(…)Mas nosso senhor foi-lhe dando saúde e foi ficando tão bem que em tudo o resto estava são; só que não podia apoiar-se sobre a perna e por isso era obrigado a ficar na cama.
E porque era muito dado a ler livros mundanos e falsos, que se costumam chamar-se cavalaria, sentindo-se bem, pediu que lhe dessem alguns para passar o tempo, mas na casa não se encontrou nenhum daqueles que ele costumava ler e por isso deram-lhe uma Vita Christi e um livro da vida dos Santos em língua pátria.
Lendo-os muitas vezes, algum tanto se ia afeiçoando ao que ali encontrava escrito. Mas, parando de os ler, algumas vezes ficava a pensar nas coisas que tinha lido, e outras vezes pensava nas coisas do mundo nas quais costumava pensar antes.
E de muitas coisas vãs que se ofereciam, uma se apossara tanto do seu coração, que ficava logo embebido a pensar nela duas, três ou quatro horas sem se dar conta, imaginando o que havia de fazer em serviço de uma senhora, os meios que usaria para poder ir à terra onde ela estava, os motes e as palavras que lhe diria, os feitos de armas que Faria ao seu serviço. E ficava tao envaidecido com isso, que não via como era impossívelalcançá-lo, porque a senhora não era de vulgar nobreza: nem condessa nem duquesa, mas o seu estado era mais alto que qualquer destes.
7. Contudo, nosso Senhor o socorria, fazendo com que a estes pensamentos sucedessem outros que nasciam das coisas que lia. Porque, ao ler a vida de nosso Senhor e dos santos, parava a pensar, raciocinando consigo próprio: – E se eu fizesse aquilo que fez S. Francisco e aquilo que fez S. Domingos? – E assim discorria por muitas coisas que achava boas, propondo-se sempre a si mesmo coisas difíceis e importantes, e ao faze-lo parecia-lhe encontrar em si facilidade de as levar a cabo.
Mas todo o seu discorrer era dizer a si próprio: – S. Domingos fez isto; também eu tenho que faze-lo. S. Francisco fez isto; também eu tenho que faze-lo -. Estes pensamentos duravam muito tempo, e depois de se intrometerem outras coisas, apareciam os do mundo mencionados antes, e também neles se detinha muito tempo. E esta sucessão de pensamentos tao diversos durou bastante tempo, detendo-se sempre no pensamento que voltava, quer fosse das façanhas mundanas que desejava fazer, quer outras coisas de Deus que se ofereciam a fantasia, ate que sentindo-se cansado deixava tudo isso e ocupava-se doutras coisas.
8. Notava, ainda, esta diferença: quando pensava nas coisas do mundo, senti a um grande prazer; mas quando depois de cansado as deixava, sentia-se árido e descontente. E quando pensava ir a Jerusalém, descalço e comendo só ervas, e em fazer todos os mais rigores que via que os santos tinham feito, nãosó sentia consolação quando estava nesses pensamentos, mas também depois de os deixar, ficava contente e alegre.

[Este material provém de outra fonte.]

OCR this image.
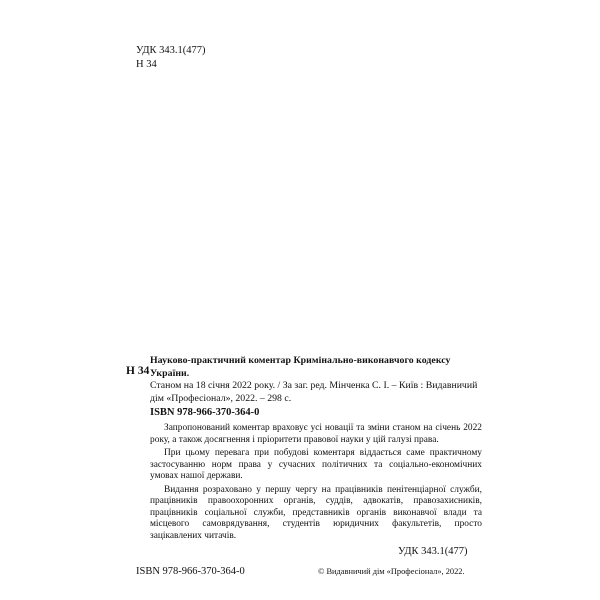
УДК 343.1(477)
Н 34
Н 34
Науково-практичний коментар Кримінально-виконавчого кодексу України.
Станом на 18 січня 2022 року. / За заг. ред. Мінченка С. І. – Київ : Видавничий дім «Професіонал», 2022. – 298 с.
ISBN 978-966-370-364-0

Запропонований коментар враховує усі новації та зміни станом на січень 2022 року, а також досягнення і пріоритети правової науки у цій галузі права.

При цьому перевага при побудові коментаря віддається саме практичному застосуванню норм права у сучасних політичних та соціально-економічних умовах нашої держави.

Видання розраховано у першу чергу на працівників пенітенціарної служби, працівників правоохоронних органів, суддів, адвокатів, правозахисників, працівників соціальної служби, представників органів виконавчої влади та місцевого самоврядування, студентів юридичних факультетів, просто зацікавлених читачів.

УДК 343.1(477)
ISBN 978-966-370-364-0	© Видавничий дім «Професіонал», 2022.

Mas não reparava nisso nem se detinha a ponderar esta diferença, ate que uma vez se lhe abriram um pouco os olhos e começou a maravilhar-se desta diferença e a fazer reflexão sobre ela. Compreendeu então por experiencia que de uns pensamentos ficava triste e de outros alegre, e pouco a pouco veio a conhecer a diversidade dos espíritos que se agitavam: um do demónio e o outro de Deus.
[Foi esta a primeira reflexão que fez nas coisas de Deus. E depois, quando fez os Exercícios, daqui começou a tomar luz para o que diz sobre a diversidade de espíritos].
(Autobiografia de Santo Inácio de Loiola, tradução António José Coelho SJ)
Texto de apoio:
Lucas 19, 1-10 (Zaqueu)
Jesus que vai a passar vendo Zaqueu torna esse momento num encontro. O momento deixa de ser uma passagem para ser um encontro. Deste encontro resulta a conversão de Zaqueu que é voluntária e espontânea não tendo sido pedida por ninguém.
TPC – Pontos de Reflexão
A minha conversão:
– Como?
– Porquê?
– Onde?
– Quem?
– A minha conversão podendo ter acontecido num dia concreto é também um desafio diário. Olho para o momento especial da minha conversão tendo presente que a minha conversão acontece também hoje. Nesse sentido preciso de revitalizar a minha conversão.
– A minha conversão não é só reagir à passagem de Deus, é também entrar na lógica de um Deus que dá e assim eu dou também.
Partilharemos o resultado desta experiência.